We need to really think about what it means to complain. It would appear Brits need help with this –  one chap who couldn’t get his kettle to work set up howtocomplain.com. I think this a prime example of hitting the target but missing the point. The word complaint is corporate and negative. Don’t say it.

As a service designer I design services from the point of view of the people who use them. Basically my job is to make things better so that means I am an expert in failing and failing fast. This is key when you work in the industry of problem solving. I make a living out of being empathic and this means I spend my days understanding how and why people complain about experiences.

This week I presented at “How to turn Public Sector complaints into service improvements” an event organised by 150 leading complaints practitioners around the UK. I must admit I was overwhelmed by the vast number of different approaches  ranging from balance score cards to the theory of constraints. I was the only designer in the room and by far the youngest delegate. As always, I saw this as an opportunity to make a big impression.

Ronnie Hill, Head of Children’s Services at East Lothian Council was brave to announce that his organisation have only had one complaint from a young person in three years. This has to change. This service in accessible and impenetrable to the people it was designed for in the first place. East Lothian seem to be a forward thinking local authority and I was humbled my Ronnies comment to the audience after my talk “If that doesn’t inspire you – nothing will”

Jane Irvine, Chair of the Scottish Legal Complaints Commission raised some serious questions for me when advising the audience on how to deal with people who ‘enjoy complaining’ usually suffering form paranoia and suicidal thoughts.

If I could wave a magic wand I would ban the word complain and focus on the word feedback. Feedback is about listening and problem solving and I believe thats where our focus should be.

The best example I have ever seen of this idea being put into practice is on the TV show , “I’m running Sainsburies” where the Chief Executive realised that his colleagues on the shop floor were actually closest to the challenges of the business.

One worker set up a customer complaint surgery – a physical space in the shop dedicated to listening and understanding customers.  He solved more than 50% of complaints in store there and then. 84% of people said they would not have used any other channel to give feedback had the complaints surgery not been there. It worked and it worked brilliantly.

There are excellent examples out there: Patient Opinion,Fix My Street,Open 311 and of course our very own MyPolice.

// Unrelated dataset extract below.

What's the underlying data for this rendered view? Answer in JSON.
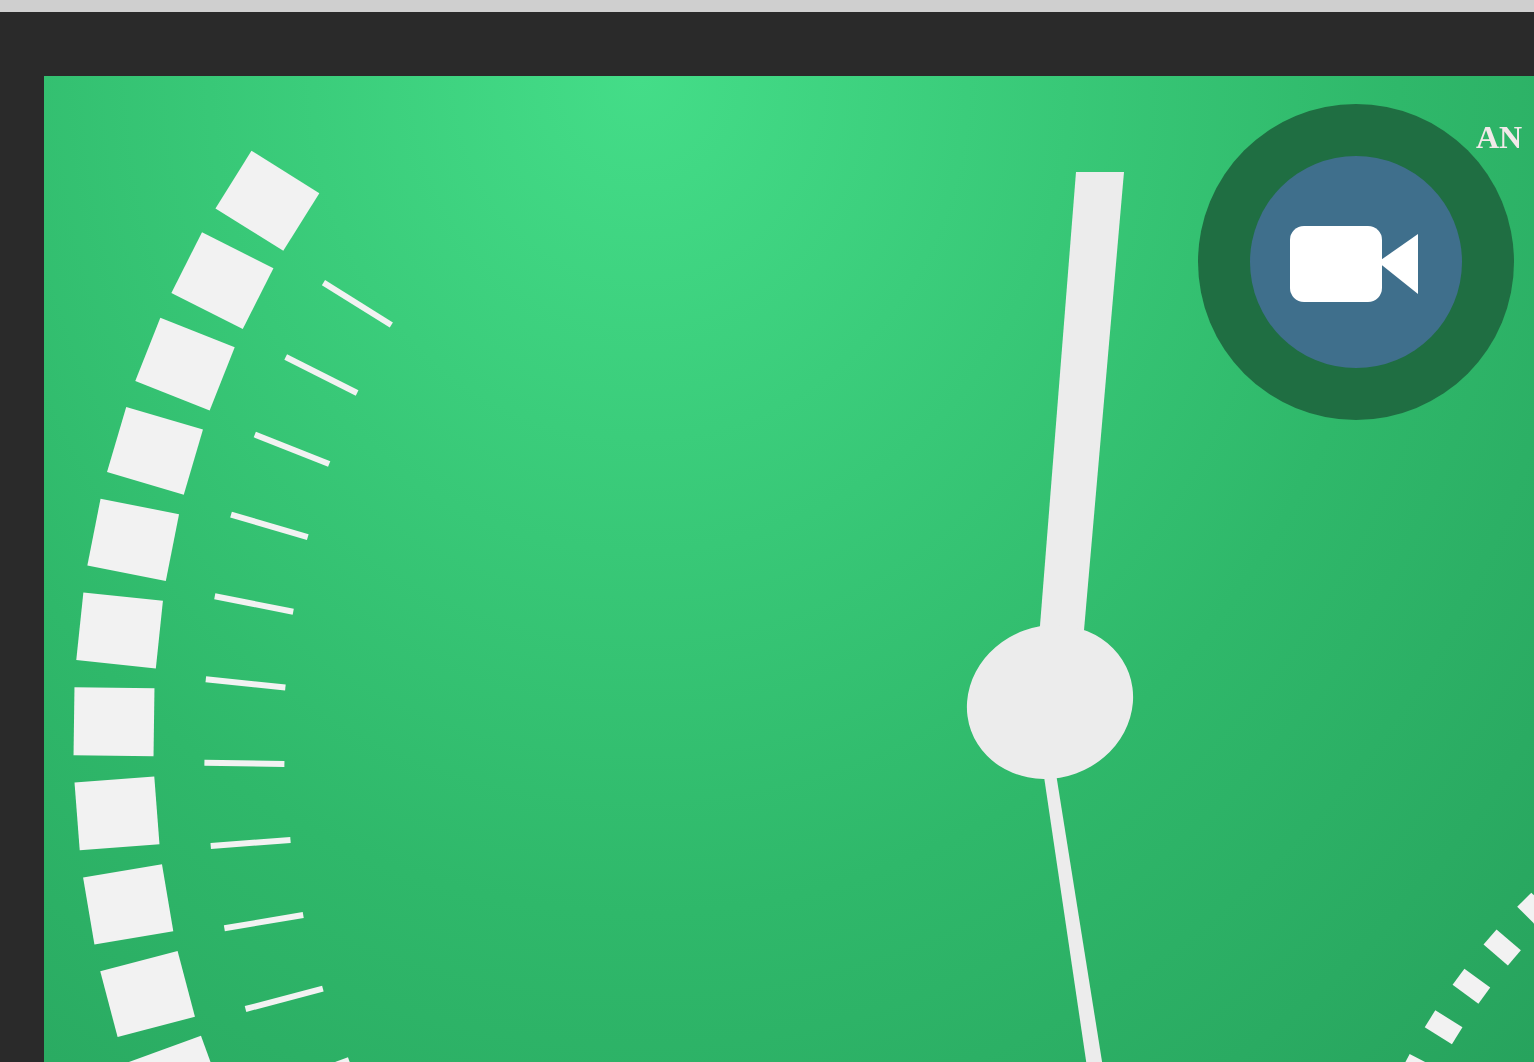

For me, the main conclusions were empowerment and collaboration. This stuff ain’t going to fix itself – one department can’t solve it. We need to empower people to sort things out for themselves.

The data that complaints generates needs a fresh perspective. One member of the panel asked  “Who on earth could make sense of all this in their heads? My immediate thought was the process queen Sarah Drummond sat across from me right now. But seriously designers posses the skills to simplify and make sense of this stuff.

“You gave a great talk. delegates either loved it or did not get your idea. Virtually no one was luke warm which having read through thousands of these forms over the years, I think is remarkably positive. The fact you challenged the audience with a new way of operating and not everyone likes to be challenged. One said, “Loved Lauren Currie – exciting ways to hear the voice of our customers, so we learn and excel at the service we provide”

Oh, and the sooner people believe that the number of complaints do not matter – the better. The complaints process is flawed. Ultimately, services are three dimensional and designed around people. Toolkits, websites and reports are fairly useful but at the end of the day it is people who change stuff.